Figure 8 : Le S&P 500 et la hausse de taux des fonds fédéraux
Conséquences de la première hausse de taux sur le cycle actuel
Deux constats intéressants ressortent de ces données. En premier lieu, les actions se portent généralement bien au cours de la période de 12 mois précédant la première hausse de taux. En effet, leur rendement médian a été de 17 % au cours de cette période (figure 9). Leur comportement s’explique peut-être par le fait que le début d’un cycle de resserrement confirme que l’économie est suffisamment solide pour justifier une hausse des taux d’intérêt et que les investisseurs en ont pris note. En second lieu, après la première hausse, les actions ont obtenu de meilleurs résultats lorsque l’économie n’est pas entrée en récession (9 des 17 cycles) que lorsqu’elle l’a fait (8 des 17 cycles). Au cours des cycles sans récession, les actions ont avancé de 11 % par an au cours de la période de deux ans qui a suivi la première hausse de taux, tandis qu’elles ont fait du surplace au cours de la même période lorsque l’économie est entrée en récession. Même s’il reste peut-être plus d’une année avant la première hausse, l’analyse de ces périodes passées donne à penser que les investisseurs ne devraient probablement pas craindre la première hausse, mais qu’une fois le resserrement amorcé, il devient de plus en plus crucial de surveiller les signes d’une éventuelle entrée en récession.
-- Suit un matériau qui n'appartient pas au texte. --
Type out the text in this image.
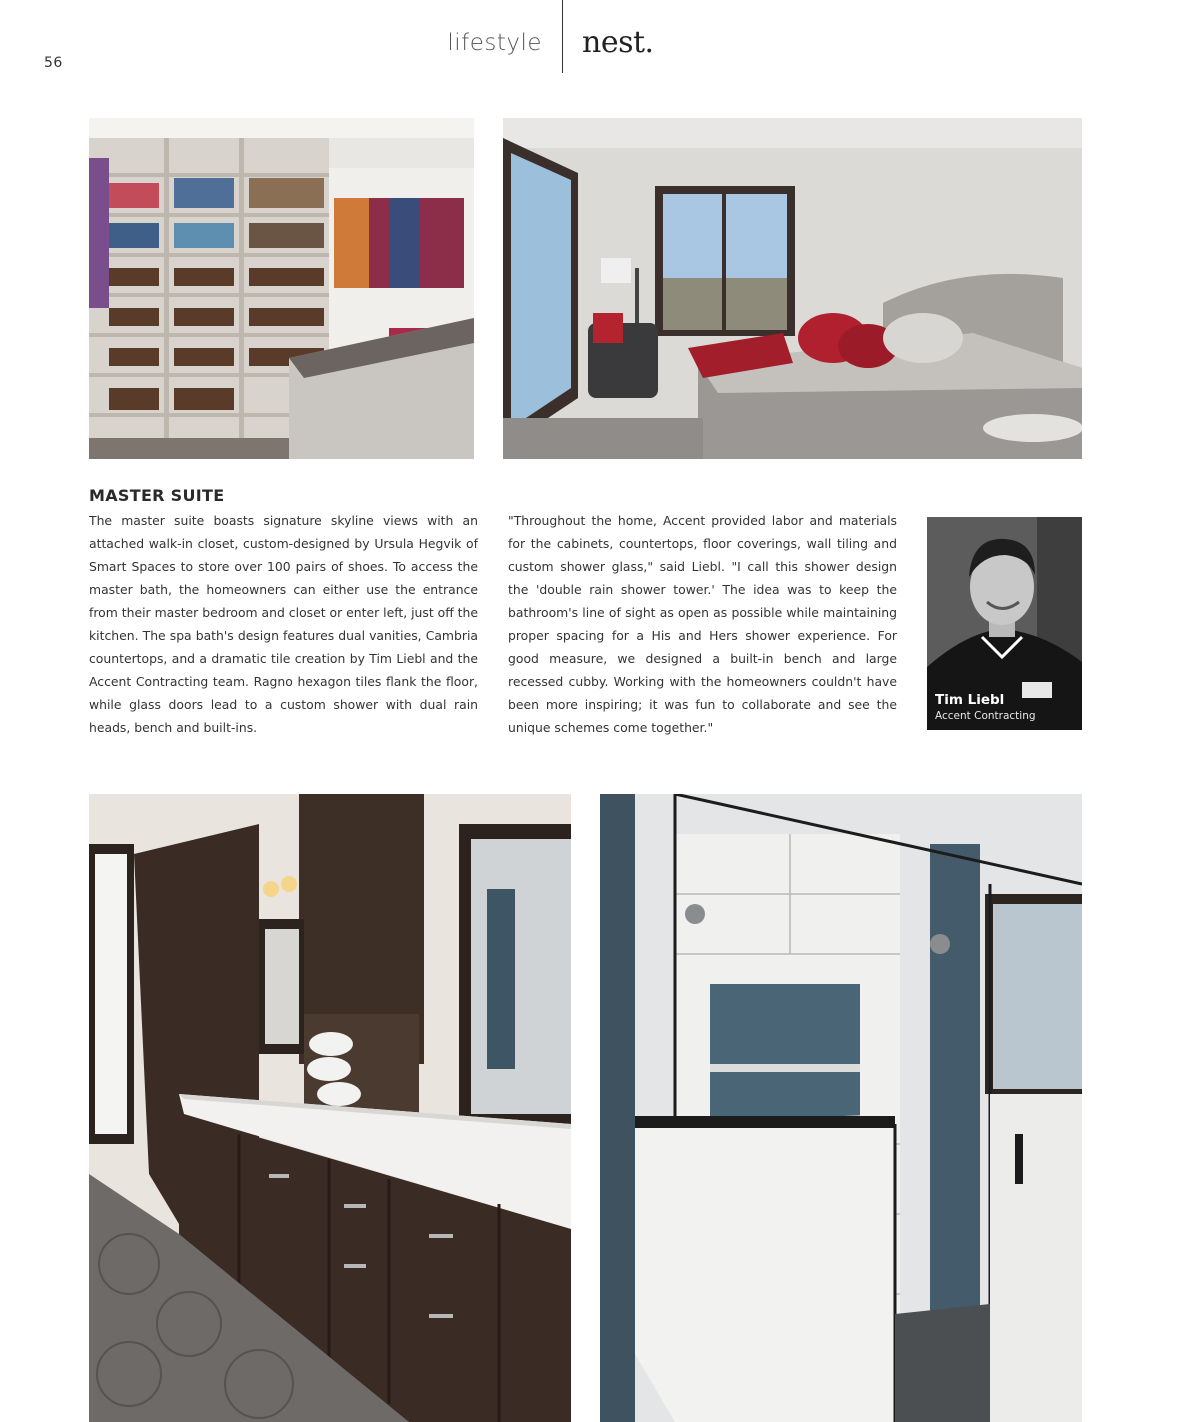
56
lifestyle nest.
MASTER SUITE

The master suite boasts signature skyline views with an attached walk-in closet, custom-designed by Ursula Hegvik of Smart Spaces to store over 100 pairs of shoes. To access the master bath, the homeowners can either use the entrance from their master bedroom and closet or enter left, just off the kitchen. The spa bath's design features dual vanities, Cambria countertops, and a dramatic tile creation by Tim Liebl and the Accent Contracting team. Ragno hexagon tiles flank the floor, while glass doors lead to a custom shower with dual rain heads, bench and built-ins.

"Throughout the home, Accent provided labor and materials for the cabinets, countertops, floor coverings, wall tiling and custom shower glass," said Liebl. "I call this shower design the 'double rain shower tower.' The idea was to keep the bathroom's line of sight as open as possible while maintaining proper spacing for a His and Hers shower experience. For good measure, we designed a built-in bench and large recessed cubby. Working with the homeowners couldn't have been more inspiring; it was fun to collaborate and see the unique schemes come together."

Tim Liebl
Accent Contracting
Figure 9 : Statistiques sur le rendement du S&P 500 avant et après la première hausse de taux
Composition de l’actif – maintien de la surpondération des actions et de la sous-pondération des obligations
L’économie mondiale continue de connaître une reprise vigoureuse après la récession de l’an dernier. De plus, même si la croissance est peut-être sur le point d’atteindre son rythme maximal, l’expansion pourrait se poursuivre durant encore plusieurs années. La COVID-19 demeure un facteur de risque important, tout comme l’incidence potentiellement défavorable de la réduction des programmes de stimulation. Un éventuel resserrement de la politique monétaire pourrait entraîner une montée des taux obligataires, ce qui se traduirait pour les obligations d’État par l’obtention de rendements faibles, voire négatifs. De plus, le taux des obligations américaines à dix ans se situe dans la partie inférieure de la fourchette prévue et devrait augmenter au cours de notre période de prévision d’un an. Nous avons, par conséquent, conservé une sous-pondération en titres à revenu fixe. Les actions, en revanche, offrent toujours un potentiel de hausse raisonnable dans un contexte de forte croissance économique, ce qui devrait se traduire par une hausse soutenue des revenus des sociétés et une croissance appréciable de leurs bénéfices tant qu’elles réussiront à maintenir leurs marges bénéficiaires. Les actions américaines peuvent sembler chères selon nos modèles, mais d’autres régions offrent un potentiel de rendement supérieur. Par ailleurs, le contexte actuel de faiblesse des taux d’intérêt, l’inflation modérée et le nombre limité d’autres possibilités qui s’offrent aux investisseurs favorisent le maintien de valorisations supérieures à la moyenne. Pour ces raisons, nous conservons une surpondération en actions modérée. Nos recommandations actuelles de répartition de l’actif d’un portefeuille équilibré mondial sont les suivantes : 64,0 % en actions (pondération stratégique « neutre » de 60 %), 35,0 % en obligations (pondération stratégique « neutre » de 38 %) et 1,0 % en liquidités.